Frenchman deplores mental block in time trials

Mikaël Chérel's move from FDJ to Ag2r-La Mondiale hasn't made the French rider a time triallist but he was devastated after his poor performance at the inaugural team time trial of the Giro in Turin. He finished 3.17 behind his team-mates who scored the sixteenth best time out of 23.

"I don't understand why I'm blocked at 50km/h when it comes to racing against the clock," Chérel said while talking to Cyclingnews at the start of stage 2 in Alba.

"In the normal stages, I don't have this problem.”"

In his first year as a junior, one week prior to becoming the French national road champion, he was a strong enough time triallist to come third at the international Ronde des Vallées, only beaten by Belgians Kristof Van de Walle and Dominique Cornu.

Chérel showed his true value as a professional bike rider when he came close to winning stage 3 of the Tour de Romandie last week but he was intimidated by Alexandre Vinokourov who closed the door on him at the finish. The young Frenchman protested as he crossed the line in second position.

"I was disappointed but not for a long time," he said. "Second is the best place I could hope for against Vinokourov. A real sprinter would have passed him. I felt I was faster than him because I had a lot of energy left but he used his experience to bend on his bike at the right time. When I watched the video replay, I admitted he didn't do anything bad enough to be disqualified. But it was also obvious that the barricades weren't straight and it falsified the sprint."

Chérel acknowledged that he's been asked by the management of Ag2r-La Mondiale to be in good shape for all the WorldTour race he's scheduled for at the service of his captains. He rode in support of Jean-Christophe Péraud at the Volta al Pais Vasco and came fifth in stage 3.
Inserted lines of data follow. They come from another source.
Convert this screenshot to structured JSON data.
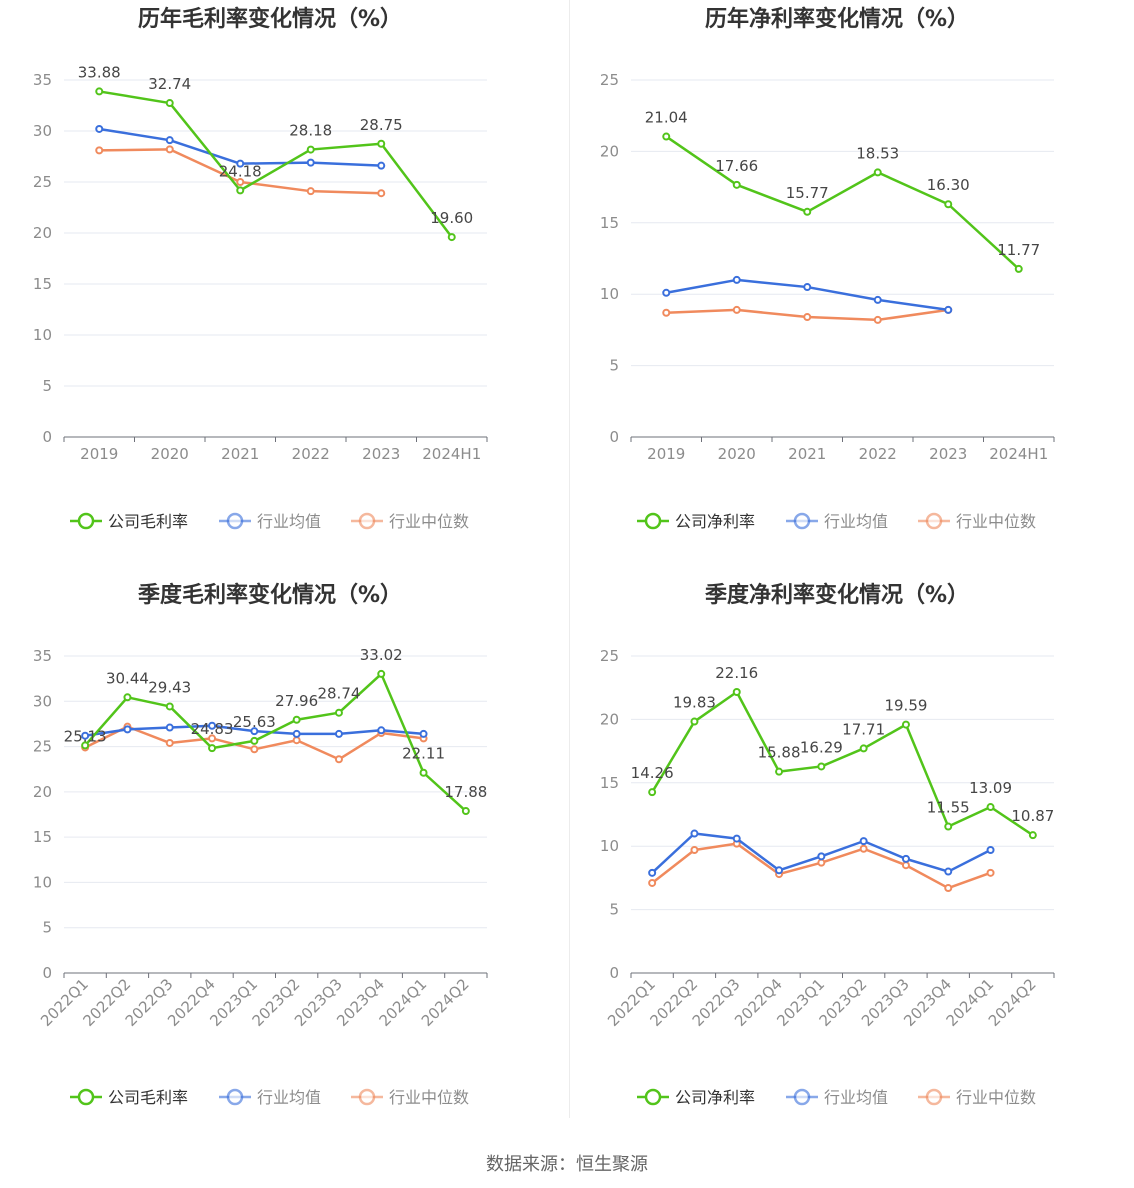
{
  "source": "数据来源：恒生聚源",
  "chart_data": [
    {
      "type": "line",
      "title": "历年毛利率变化情况（%）",
      "categories": [
        "2019",
        "2020",
        "2021",
        "2022",
        "2023",
        "2024H1"
      ],
      "ylim": [
        0,
        35
      ],
      "yticks": [
        0,
        5,
        10,
        15,
        20,
        25,
        30,
        35
      ],
      "rotate_x_labels": false,
      "grid": true,
      "legend_position": "bottom-center",
      "series": [
        {
          "name": "公司毛利率",
          "color": "#52c41a",
          "labels": true,
          "values": [
            33.88,
            32.74,
            24.18,
            28.18,
            28.75,
            19.6
          ],
          "value_labels": [
            "33.88",
            "32.74",
            "24.18",
            "28.18",
            "28.75",
            "19.60"
          ]
        },
        {
          "name": "行业均值",
          "color": "#3a6fdc",
          "labels": false,
          "values": [
            30.2,
            29.1,
            26.8,
            26.9,
            26.6,
            null
          ]
        },
        {
          "name": "行业中位数",
          "color": "#f08a5d",
          "labels": false,
          "values": [
            28.1,
            28.2,
            25.0,
            24.1,
            23.9,
            null
          ]
        }
      ]
    },
    {
      "type": "line",
      "title": "历年净利率变化情况（%）",
      "categories": [
        "2019",
        "2020",
        "2021",
        "2022",
        "2023",
        "2024H1"
      ],
      "ylim": [
        0,
        25
      ],
      "yticks": [
        0,
        5,
        10,
        15,
        20,
        25
      ],
      "rotate_x_labels": false,
      "grid": true,
      "legend_position": "bottom-center",
      "series": [
        {
          "name": "公司净利率",
          "color": "#52c41a",
          "labels": true,
          "values": [
            21.04,
            17.66,
            15.77,
            18.53,
            16.3,
            11.77
          ],
          "value_labels": [
            "21.04",
            "17.66",
            "15.77",
            "18.53",
            "16.30",
            "11.77"
          ]
        },
        {
          "name": "行业均值",
          "color": "#3a6fdc",
          "labels": false,
          "values": [
            10.1,
            11.0,
            10.5,
            9.6,
            8.9,
            null
          ]
        },
        {
          "name": "行业中位数",
          "color": "#f08a5d",
          "labels": false,
          "values": [
            8.7,
            8.9,
            8.4,
            8.2,
            8.9,
            null
          ]
        }
      ]
    },
    {
      "type": "line",
      "title": "季度毛利率变化情况（%）",
      "categories": [
        "2022Q1",
        "2022Q2",
        "2022Q3",
        "2022Q4",
        "2023Q1",
        "2023Q2",
        "2023Q3",
        "2023Q4",
        "2024Q1",
        "2024Q2"
      ],
      "ylim": [
        0,
        35
      ],
      "yticks": [
        0,
        5,
        10,
        15,
        20,
        25,
        30,
        35
      ],
      "rotate_x_labels": true,
      "grid": true,
      "legend_position": "bottom-center",
      "series": [
        {
          "name": "公司毛利率",
          "color": "#52c41a",
          "labels": true,
          "values": [
            25.13,
            30.44,
            29.43,
            24.83,
            25.63,
            27.96,
            28.74,
            33.02,
            22.11,
            17.88
          ],
          "value_labels": [
            "25.13",
            "30.44",
            "29.43",
            "24.83",
            "25.63",
            "27.96",
            "28.74",
            "33.02",
            "22.11",
            "17.88"
          ]
        },
        {
          "name": "行业均值",
          "color": "#3a6fdc",
          "labels": false,
          "values": [
            26.2,
            26.9,
            27.1,
            27.3,
            26.7,
            26.4,
            26.4,
            26.8,
            26.4,
            null
          ]
        },
        {
          "name": "行业中位数",
          "color": "#f08a5d",
          "labels": false,
          "values": [
            24.9,
            27.2,
            25.4,
            25.9,
            24.7,
            25.7,
            23.6,
            26.5,
            25.9,
            null
          ]
        }
      ]
    },
    {
      "type": "line",
      "title": "季度净利率变化情况（%）",
      "categories": [
        "2022Q1",
        "2022Q2",
        "2022Q3",
        "2022Q4",
        "2023Q1",
        "2023Q2",
        "2023Q3",
        "2023Q4",
        "2024Q1",
        "2024Q2"
      ],
      "ylim": [
        0,
        25
      ],
      "yticks": [
        0,
        5,
        10,
        15,
        20,
        25
      ],
      "rotate_x_labels": true,
      "grid": true,
      "legend_position": "bottom-center",
      "series": [
        {
          "name": "公司净利率",
          "color": "#52c41a",
          "labels": true,
          "values": [
            14.26,
            19.83,
            22.16,
            15.88,
            16.29,
            17.71,
            19.59,
            11.55,
            13.09,
            10.87
          ],
          "value_labels": [
            "14.26",
            "19.83",
            "22.16",
            "15.88",
            "16.29",
            "17.71",
            "19.59",
            "11.55",
            "13.09",
            "10.87"
          ]
        },
        {
          "name": "行业均值",
          "color": "#3a6fdc",
          "labels": false,
          "values": [
            7.9,
            11.0,
            10.6,
            8.1,
            9.2,
            10.4,
            9.0,
            8.0,
            9.7,
            null
          ]
        },
        {
          "name": "行业中位数",
          "color": "#f08a5d",
          "labels": false,
          "values": [
            7.1,
            9.7,
            10.2,
            7.8,
            8.7,
            9.8,
            8.5,
            6.7,
            7.9,
            null
          ]
        }
      ]
    }
  ]
}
As he's got a particular passion for Italian cycling since his young years as a cyclist, the 25 year old from Normandy is delighted to ride the Giro. His current condition allows him to target his first win as a pro rider. "I've identified seven stages in which I'll try to be proactive," he said. "Other than that, we have John Gadret to ride here for GC. The steep climbs of the second part of the Giro suit him really."